La masse musculaire squelettique diminue de moitié de 20 à 80 ans. Cette “sarcopénie” est due au vieillissement, à la diminution de l’activité physique et aux maladies. Une partie de cette fonte musculaire n’est pas inéluctable. Pour autant, faut-il, en 1998, inciter toutes les personnes âgées à pratiquer un sport ?

- Alors que l’entraînement à l’endurance produit une fonte de la masse grasse, plus marquée chez le sujet âgé que chez le sujet jeune, l’entraînement contre résistance augmente le volume et surtout la force musculaires. C’est expérimentalement le type d’exercice le plus utile au maintien de l’autonomie. Les effets musculaires de l’entraînement physique se traduisent par l’augmentation de la consommation maximale d’oxygène et l’amélioration de la tolérance au glucose.
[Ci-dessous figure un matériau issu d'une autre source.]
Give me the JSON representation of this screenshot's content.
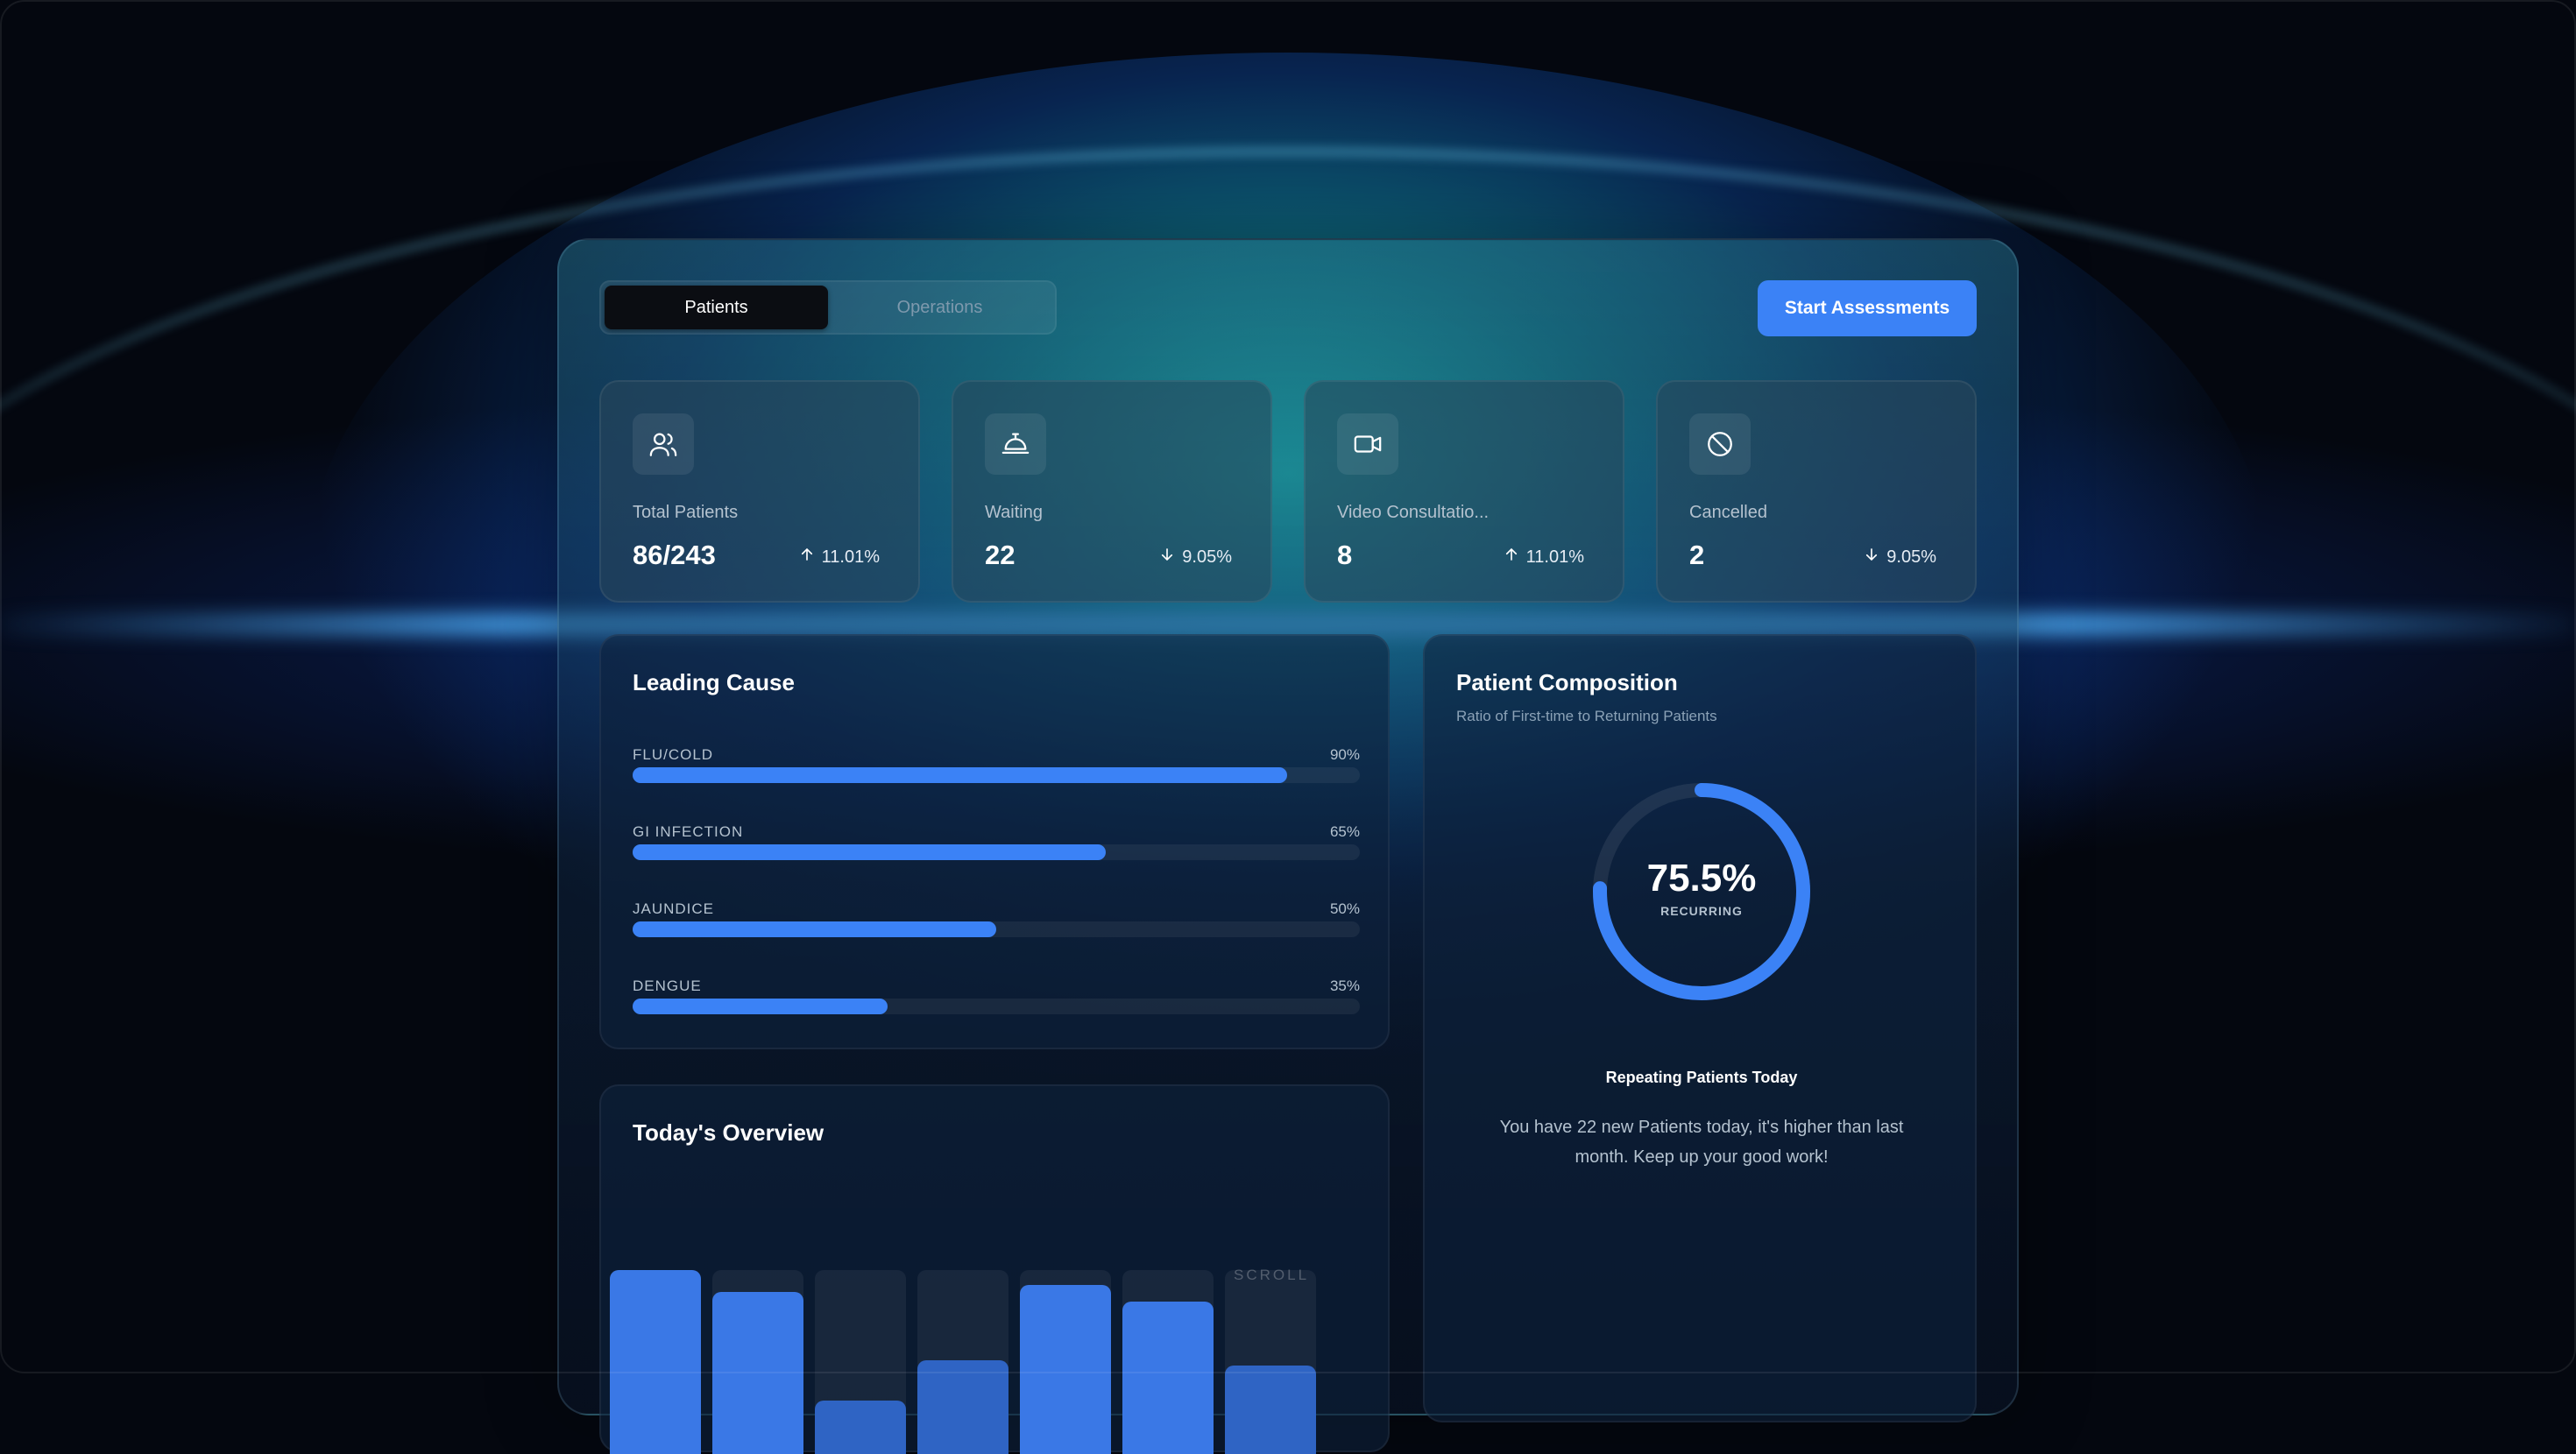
{
  "tabs": [
    {
      "label": "Patients",
      "active": true
    },
    {
      "label": "Operations",
      "active": false
    }
  ],
  "primary_action": {
    "label": "Start Assessments",
    "color": "#3b82f6"
  },
  "stats": [
    {
      "icon": "users-icon",
      "label": "Total Patients",
      "value": "86/243",
      "change": "11.01%",
      "direction": "up"
    },
    {
      "icon": "bell-icon",
      "label": "Waiting",
      "value": "22",
      "change": "9.05%",
      "direction": "down"
    },
    {
      "icon": "video-icon",
      "label": "Video Consultatio...",
      "value": "8",
      "change": "11.01%",
      "direction": "up"
    },
    {
      "icon": "ban-icon",
      "label": "Cancelled",
      "value": "2",
      "change": "9.05%",
      "direction": "down"
    }
  ],
  "leading_cause": {
    "title": "Leading Cause",
    "items": [
      {
        "name": "FLU/COLD",
        "value_label": "90%",
        "value": 90
      },
      {
        "name": "GI INFECTION",
        "value_label": "65%",
        "value": 65
      },
      {
        "name": "JAUNDICE",
        "value_label": "50%",
        "value": 50
      },
      {
        "name": "DENGUE",
        "value_label": "35%",
        "value": 35
      }
    ]
  },
  "composition": {
    "title": "Patient Composition",
    "subtitle": "Ratio of First-time to Returning Patients",
    "percent_label": "75.5%",
    "percent": 75.5,
    "center_label": "RECURRING",
    "headline": "Repeating Patients Today",
    "text": "You have 22 new Patients today, it's higher than last month. Keep up your good work!"
  },
  "overview": {
    "title": "Today's Overview",
    "scroll_hint": "SCROLL",
    "bar_levels": [
      1.0,
      0.88,
      0.29,
      0.51,
      0.92,
      0.83,
      0.48
    ]
  },
  "colors": {
    "accent": "#3b82f6",
    "glow": "#1fd1c8"
  }
}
On observe les bénéfices d’un entraînement après 8 à 10 semaines, voire plus (10 à 20 mois). Les performances s’améliorent tant que l’entraînement est maintenu. Son arrêt s’accompagne d’une diminution progressive de la force musculaire, sur plusieurs mois.
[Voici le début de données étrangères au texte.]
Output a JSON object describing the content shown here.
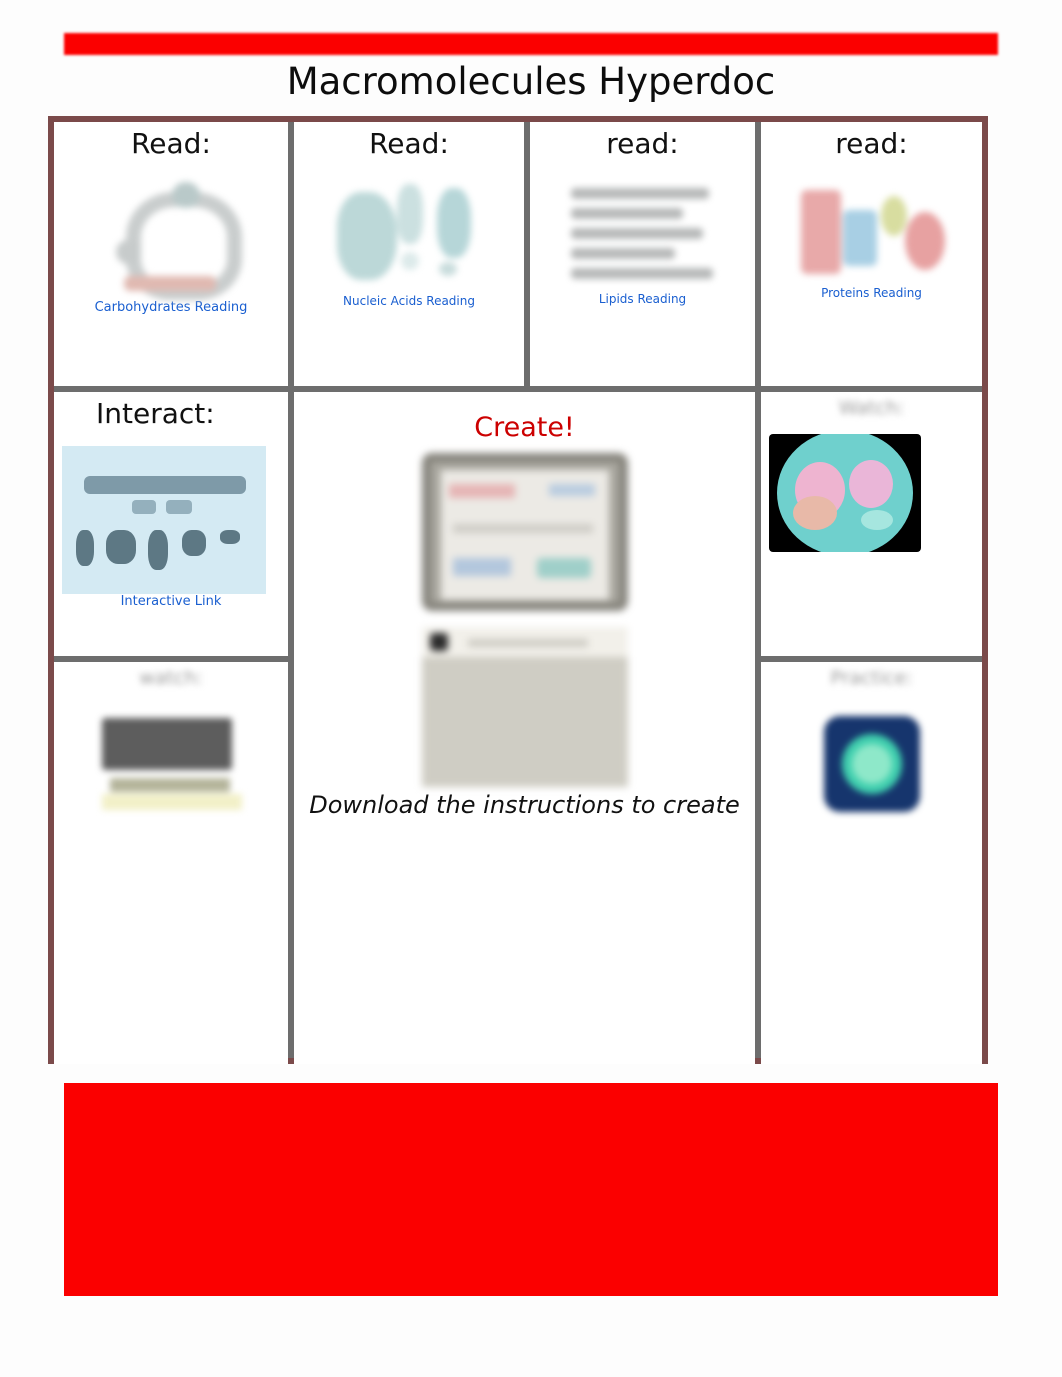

L’adhésion à l’entraînement est d’autant plus forte que le programme a été bien présenté et bien vécu dès le début. Chez le sujet âgé non dénutri, l’effet musculaire des suppléments alimentaires n’est pas démontré, et semble en tout cas inexistant en l’absence d’exercice.
- Les effets de l’entraînement physique sur les sécrétions endocrines, les performances cardiaques et les métabolismes de l’os, des lipides et des protéines se révèlent aussi favorables chez le sujet âgé que chez l’adulte.
- L’amélioration de l’image de soi, de la convivialité et de la qualité de vie sont des atouts sur lesquels il faut certainement s’appuyer pour prolonger l’entraînement.
- Si la plupart des travaux ont été réalisés chez des sujets âgés de 60 à 75 ans, des résultats similaires ont été observés chez les sujets âgés de plus de 85 ans. Il n’est donc jamais trop tard pour conseiller la reprise d’une activité physique progressive contrôlée et adaptée à l’état physiologique.
- La pratique sportive chez les sujets âgés génère chez 10 à 30% d’entre eux des incidents d’ordre musculo-tendineux ou articulaires, habituellement sans gravité et qui ne contre-indiquent pas la reprise contrôlée de l’activité.
- Enfin, l’objectif de l’entraînement physique chez le sujet âgé n’est pas de modifier un marqueur, physique ou biologique dans un sens considéré comme favorable, mais de créer une réelle amélioration de la qualité de vie et de l’autonomie du sujet. Ainsi, la marche, source de plaisir, serait aussi l’activité la plus bénéfique pour la prévention des chutes.

Pour un vieillissement réussi, on agissait classiquement sur les artères, le cerveau et le squelette. Il faut désormais y ajouter le muscle.